Porém, tradicionalmente, o Jogo de Areia é aplicado no âmbito psicoterapêutico, com poucos trabalhos voltados para a área pedagógica, como vivência ludopoiética. Entre os autores que se afastam que têm buscado interlocuções entre o Jogo de Areia e outras áreas do conhecimento, destacam-se Giovanetti e Sant'anna (2005) que investigaram o psicodiagnóstico interventivo com Jogo de Areia na avaliação de momentos de crise adaptativa às atividades clínicas e institucionais do curso de Psicologia, bem como no término da graduação. Scoz e Mitjáns (2009) utilizaram-no como recurso metodológico para o estudo da zona muda das representações sociais, especialmente as representações sociais de professores, pela sua significação para a prática pedagógica. Scoz (2004; 2008) utilizou-o como uma técnica que contribui para uma aproximação da compreensão da subjetividade em psicopedagogia. Franco e Pinto (2003) apresentam possibilidades de sua ampliação como um instrumento de pesquisa acadêmica na psicologia clínica, enfocando-se suas propriedades projetivas e diagnósticas.

A sistematização do Jogo de Areia como estratégia vivencial no processo de ensino-aprendizagem e como técnica de pesquisa que complementa entrevistas e outras

abordagens, vem sendo realizada desde o ano de 2006 pela Linha de Pesquisa Corporeidade e Educação no PPGED/UFRN e também nos laboratórios vivenciais de cada pesquisador que atuam na área de Lazer (PEREIRA, 2007; PEREIRA; CAVALCANTI, 2007; PEREIRA, 2008; MAIA, 2008); Música (MOSCA, 2007, 2008), Formação de Professores (MUSSE, 2007a, 2007b; 2008a, 2008b) Educação Infantil (BARBOSA, 2007, 2008, 2009; PINHEIRO, 2010); Enfermagem (SAMPAIO, 2009).

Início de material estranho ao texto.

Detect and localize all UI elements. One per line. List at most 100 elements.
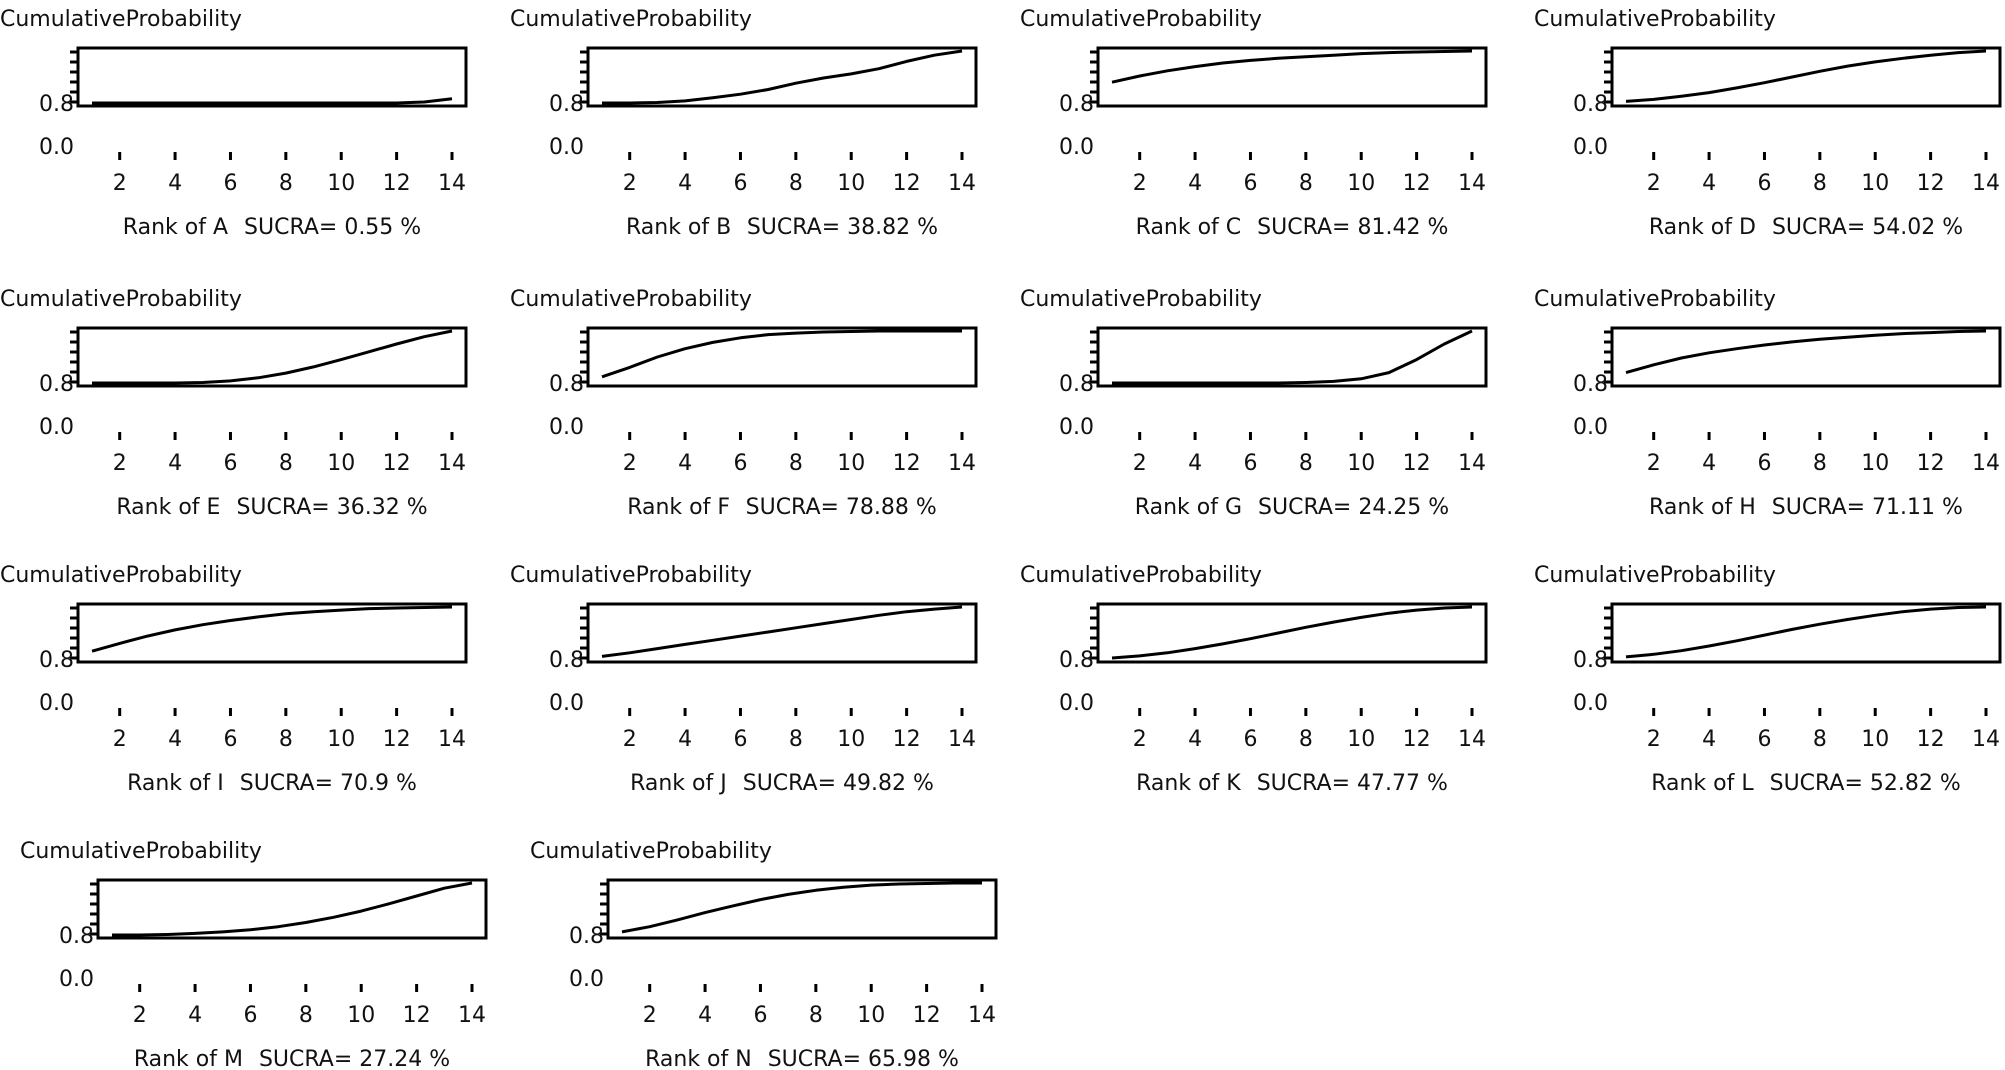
x-tick-label: 6 (733, 727, 747, 752)
plot-frame (1610, 602, 2002, 664)
x-axis-caption: Rank of G SUCRA= 24.25 % (1135, 495, 1449, 520)
x-tick-label: 4 (678, 727, 692, 752)
x-tick-label: 14 (948, 727, 976, 752)
y-tick-label: 0.0 (1059, 415, 1094, 440)
x-tick-label: 6 (223, 171, 237, 196)
x-axis-label: Rank of D (1649, 215, 1756, 240)
cumulative-probability-line (601, 605, 963, 658)
x-axis-caption: Rank of N SUCRA= 65.98 % (645, 1047, 959, 1070)
x-tick-label: 10 (1347, 451, 1375, 476)
x-tick-label: 10 (347, 1003, 375, 1028)
x-axis-label: Rank of C (1136, 215, 1242, 240)
x-tick-label: 14 (1972, 451, 2000, 476)
x-tick-label: 6 (243, 1003, 257, 1028)
x-tick-label: 14 (438, 451, 466, 476)
cumulative-probability-line (92, 97, 453, 105)
sucra-value: SUCRA= 81.42 % (1257, 215, 1448, 240)
plot-frame (1610, 326, 2002, 388)
x-tick-label: 8 (1299, 451, 1313, 476)
y-tick-label: 0.0 (1573, 135, 1608, 160)
sucra-value: SUCRA= 71.11 % (1772, 495, 1963, 520)
x-tick-label: 4 (678, 171, 692, 196)
x-axis-caption: Rank of H SUCRA= 71.11 % (1649, 495, 1963, 520)
x-tick-label: 2 (623, 451, 637, 476)
chart-panel: CumulativeProbability 0.8 0.0 2 4 6 8 10 12 14 Ran… (510, 563, 978, 796)
plot-frame (76, 326, 468, 388)
x-axis-label: Rank of K (1136, 771, 1241, 796)
y-tick-label: 0.8 (549, 648, 584, 673)
x-tick-label: 4 (678, 451, 692, 476)
sucra-value: SUCRA= 54.02 % (1772, 215, 1963, 240)
y-axis-label: CumulativeProbability (0, 563, 242, 588)
cumulative-probability-line (1111, 605, 1473, 660)
x-tick-label: 4 (1702, 171, 1716, 196)
sucra-value: SUCRA= 38.82 % (747, 215, 938, 240)
plot-frame (1096, 602, 1488, 664)
x-tick-label: 8 (279, 727, 293, 752)
x-tick-label: 4 (168, 171, 182, 196)
x-tick-label: 4 (1188, 451, 1202, 476)
y-axis-label: CumulativeProbability (510, 287, 752, 312)
x-tick-label: 14 (438, 727, 466, 752)
cumulative-probability-line (602, 49, 963, 105)
chart-panel: CumulativeProbability 0.8 0.0 2 4 6 8 10 12 14 Ran… (0, 563, 468, 796)
plot-frame (586, 326, 978, 388)
x-axis-label: Rank of A (123, 215, 228, 240)
x-tick-label: 12 (1917, 727, 1945, 752)
sucra-value: SUCRA= 24.25 % (1258, 495, 1449, 520)
x-tick-label: 10 (1861, 451, 1889, 476)
x-tick-label: 12 (403, 1003, 431, 1028)
x-tick-label: 10 (327, 171, 355, 196)
x-tick-label: 8 (789, 727, 803, 752)
x-tick-label: 12 (383, 727, 411, 752)
plot-frame (1096, 326, 1488, 388)
y-tick-label: 0.8 (1573, 648, 1608, 673)
x-axis-caption: Rank of M SUCRA= 27.24 % (134, 1047, 450, 1070)
x-tick-label: 12 (1403, 727, 1431, 752)
y-axis-label: CumulativeProbability (1020, 287, 1262, 312)
x-tick-label: 2 (113, 727, 127, 752)
chart-panel: CumulativeProbability 0.8 0.0 2 4 6 8 10 12 14 Ran… (1020, 287, 1488, 520)
x-axis-label: Rank of M (134, 1047, 243, 1070)
x-tick-label: 12 (1403, 171, 1431, 196)
cumulative-probability-line (1112, 329, 1473, 385)
x-tick-label: 14 (1972, 171, 2000, 196)
x-axis-caption: Rank of B SUCRA= 38.82 % (626, 215, 938, 240)
x-tick-label: 12 (893, 451, 921, 476)
x-tick-label: 2 (113, 171, 127, 196)
x-tick-label: 8 (789, 171, 803, 196)
x-tick-label: 14 (438, 171, 466, 196)
x-tick-label: 2 (643, 1003, 657, 1028)
chart-panel: CumulativeProbability 0.8 0.0 2 4 6 8 10 12 14 Ran… (1534, 563, 2002, 796)
sucra-value: SUCRA= 27.24 % (259, 1047, 450, 1070)
x-tick-label: 14 (948, 451, 976, 476)
cumulative-probability-line (112, 881, 473, 937)
plot-frame (96, 878, 488, 940)
sucra-value: SUCRA= 0.55 % (244, 215, 421, 240)
chart-panel: CumulativeProbability 0.8 0.0 2 4 6 8 10 12 14 Ran… (0, 287, 468, 520)
x-tick-label: 12 (893, 171, 921, 196)
x-axis-label: Rank of B (626, 215, 731, 240)
x-tick-label: 2 (1647, 727, 1661, 752)
plot-frame (586, 602, 978, 664)
y-tick-label: 0.8 (549, 372, 584, 397)
x-tick-label: 10 (837, 451, 865, 476)
y-tick-label: 0.8 (39, 372, 74, 397)
x-tick-label: 8 (1813, 171, 1827, 196)
y-tick-label: 0.0 (39, 415, 74, 440)
x-tick-label: 4 (1702, 451, 1716, 476)
x-axis-label: Rank of J (630, 771, 727, 796)
cumulative-probability-line (1625, 329, 1987, 375)
y-axis-label: CumulativeProbability (1534, 7, 1776, 32)
y-tick-label: 0.8 (569, 924, 604, 949)
x-tick-label: 2 (1133, 727, 1147, 752)
y-tick-label: 0.8 (39, 92, 74, 117)
x-tick-label: 8 (279, 451, 293, 476)
x-tick-label: 6 (1243, 171, 1257, 196)
sucra-value: SUCRA= 36.32 % (236, 495, 427, 520)
y-tick-label: 0.0 (569, 967, 604, 992)
x-axis-label: Rank of E (116, 495, 220, 520)
x-tick-label: 4 (698, 1003, 712, 1028)
cumulative-probability-line (92, 329, 453, 385)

Para Franco (2009) o uso do Jogo de Areia na realidade brasileira tem passado por modificações e adaptações, criando uma identidade brasileira “capaz de respeitar diferenças e em evolução para a ampliação de seu reconhecimento”. Entre estas modificações e adaptações está o seu uso no processo educacional, onde os cenários são construídos individualmente, mas nem por isso configurando-se como um processo solitário; ao contrário, é uma construção permanente sem a dependência dos outros, na relação com eles, apoiados pela reflexividade, ludicidade, criatividade e imaginação como sujeitos autopoiéticos e humanescentes. É uma quebra de paradigma com a cultura tradicional de se aprender somente com o aporte visual e oral, onde a prática, o tocar e o vivenciar ainda estão muito longe da escola.

Portanto, as vivências com o Jogo de Areia, no processo educacional e como vivência ludopoiética, necessitam de uma investigação mais aprofundada, possibilitando compreender o movimento da tatilidade no fazer com as mãos e suas possibilidades ludopoiéticas na autoformação humanescente.